MOOCs have been the lightning rod that draws attention to a whole range of inter-related issues about online learning and about open education. They have become a kind of shorthand for all sorts of complicated “ingewikkeld” educational matters. So this is why I think that educators, researchers and universities in developing countries, and in the less well resourced parts of developed countries, should be thinking about and planning and conceptualising MOOCs.

  • Because engaging with MOOCs gives us an entry to talking about online learning and about learning and about course and curriculum design with people with whom we have not had those conversations before. And many of us who have been working in the trenches know a lot about these teaching and learning issues.
  • Because we consider MOOCs as one possibility in a whole basket of emergent online possibilities: in addition to traditional formal online courses, there are open boundary courses, wrapped MOOCs, SPOCs and who knows what else will come into being as we try things out.
  • Because we do want access to all that interesting new stuff that is being made available freely online for those of us with the capacity to access it. It’s great being exposed to so much stimulating material so easily. And preferably we would like it licensed in ways that would allow us to adapt for local use.

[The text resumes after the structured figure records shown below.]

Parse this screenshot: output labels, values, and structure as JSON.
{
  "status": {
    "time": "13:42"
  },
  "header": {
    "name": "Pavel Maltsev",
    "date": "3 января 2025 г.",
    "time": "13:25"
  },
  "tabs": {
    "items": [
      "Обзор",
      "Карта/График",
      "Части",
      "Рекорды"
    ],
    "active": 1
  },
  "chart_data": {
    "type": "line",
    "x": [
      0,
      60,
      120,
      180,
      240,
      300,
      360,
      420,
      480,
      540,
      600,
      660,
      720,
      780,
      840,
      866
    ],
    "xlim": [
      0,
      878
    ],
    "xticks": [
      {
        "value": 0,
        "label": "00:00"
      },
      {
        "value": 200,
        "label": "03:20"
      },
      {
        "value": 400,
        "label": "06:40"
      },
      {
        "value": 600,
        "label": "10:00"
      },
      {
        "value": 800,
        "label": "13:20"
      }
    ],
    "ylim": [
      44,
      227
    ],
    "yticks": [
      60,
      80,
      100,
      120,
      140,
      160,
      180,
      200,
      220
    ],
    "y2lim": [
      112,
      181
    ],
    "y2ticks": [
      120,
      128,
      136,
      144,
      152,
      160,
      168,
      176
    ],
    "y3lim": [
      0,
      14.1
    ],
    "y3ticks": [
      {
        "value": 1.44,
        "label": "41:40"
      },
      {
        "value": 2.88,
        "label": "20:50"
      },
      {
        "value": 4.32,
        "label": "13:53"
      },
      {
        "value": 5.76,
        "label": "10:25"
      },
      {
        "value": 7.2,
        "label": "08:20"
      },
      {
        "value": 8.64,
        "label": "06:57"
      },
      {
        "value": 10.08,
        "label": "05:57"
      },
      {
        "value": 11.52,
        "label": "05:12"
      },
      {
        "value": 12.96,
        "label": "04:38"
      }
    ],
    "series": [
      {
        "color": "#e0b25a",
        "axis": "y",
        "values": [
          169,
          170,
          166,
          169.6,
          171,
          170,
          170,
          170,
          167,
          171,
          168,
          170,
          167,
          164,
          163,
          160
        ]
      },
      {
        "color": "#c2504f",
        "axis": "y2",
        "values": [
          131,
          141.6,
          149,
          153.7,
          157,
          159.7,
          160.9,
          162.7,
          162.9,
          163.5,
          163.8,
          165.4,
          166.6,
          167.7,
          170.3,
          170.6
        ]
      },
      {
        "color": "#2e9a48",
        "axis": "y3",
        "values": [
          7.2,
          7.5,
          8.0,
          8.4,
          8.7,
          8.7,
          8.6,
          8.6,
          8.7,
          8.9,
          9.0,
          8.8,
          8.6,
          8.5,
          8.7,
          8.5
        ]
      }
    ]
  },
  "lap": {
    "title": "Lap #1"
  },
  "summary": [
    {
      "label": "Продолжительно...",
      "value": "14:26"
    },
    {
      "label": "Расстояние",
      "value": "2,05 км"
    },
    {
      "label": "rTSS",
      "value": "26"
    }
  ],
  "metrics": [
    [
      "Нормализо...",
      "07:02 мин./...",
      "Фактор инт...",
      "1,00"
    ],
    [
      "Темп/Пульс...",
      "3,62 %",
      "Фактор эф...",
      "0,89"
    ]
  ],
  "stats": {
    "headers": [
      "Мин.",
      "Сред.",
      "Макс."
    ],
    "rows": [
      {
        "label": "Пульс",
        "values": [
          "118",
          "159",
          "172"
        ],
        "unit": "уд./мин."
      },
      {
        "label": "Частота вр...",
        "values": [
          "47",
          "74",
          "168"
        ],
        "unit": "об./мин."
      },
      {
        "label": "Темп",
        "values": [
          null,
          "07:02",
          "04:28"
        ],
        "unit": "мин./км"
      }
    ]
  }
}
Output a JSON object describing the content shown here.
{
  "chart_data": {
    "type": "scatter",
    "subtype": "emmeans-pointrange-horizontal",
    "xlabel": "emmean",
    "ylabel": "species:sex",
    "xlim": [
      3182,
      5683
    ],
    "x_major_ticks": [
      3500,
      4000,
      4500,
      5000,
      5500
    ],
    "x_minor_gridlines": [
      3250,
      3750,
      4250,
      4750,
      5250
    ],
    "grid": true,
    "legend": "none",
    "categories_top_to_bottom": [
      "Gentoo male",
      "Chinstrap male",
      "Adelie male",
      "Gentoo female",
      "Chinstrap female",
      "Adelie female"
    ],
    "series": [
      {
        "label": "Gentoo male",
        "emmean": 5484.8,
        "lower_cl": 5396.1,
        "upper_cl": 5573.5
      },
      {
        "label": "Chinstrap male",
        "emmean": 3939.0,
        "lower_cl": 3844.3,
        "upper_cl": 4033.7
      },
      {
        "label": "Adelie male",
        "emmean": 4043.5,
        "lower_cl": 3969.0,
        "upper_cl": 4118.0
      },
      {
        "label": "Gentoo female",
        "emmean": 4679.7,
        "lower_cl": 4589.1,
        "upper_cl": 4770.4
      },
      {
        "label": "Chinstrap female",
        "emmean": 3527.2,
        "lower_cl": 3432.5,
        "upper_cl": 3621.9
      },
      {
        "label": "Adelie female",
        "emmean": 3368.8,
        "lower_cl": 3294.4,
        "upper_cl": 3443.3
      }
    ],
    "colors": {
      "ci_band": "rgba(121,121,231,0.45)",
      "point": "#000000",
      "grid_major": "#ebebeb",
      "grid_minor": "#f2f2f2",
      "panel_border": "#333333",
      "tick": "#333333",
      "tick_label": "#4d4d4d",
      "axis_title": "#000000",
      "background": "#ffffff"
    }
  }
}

  • Because we are fed up the global north’s domination of online content and fear that MOOCs will only make that worse. So we want to get our own resources online.
  • Because we know that there are numerous topics – from archaeology to health to literature – of general international and niche interest that we are in the best position to teach and make widely available. (And it depresses us that the first MOOC on African cities is being offered by a French institution.)
  • Because we think we are as creative and imaginative as anyone else in the world, and have exciting ideas to offer.
  • Because we take that third university pillar of social engagement and community service really seriously. The development mission is a genuine imperative for many of us; MOOCs and other forms of online learning and open learning can serve that commitment very well.
  • Because we are excited about the pedagogical possibilities and look forward to experimenting in local conditions.
  • Because engaging in the non formal and non traditional space can be liberating and exciting, even as we are mindful that online experimentation of this kind is exposed and transparent.
  • Because being a late adopter means we get to benefit from some real and robust research, not just the hype of the early days.

We take the innovation aspect of our mandate very seriously and are delighted that our university, UCT, has committed support- both practical and symbolic – for the development of MOOCs.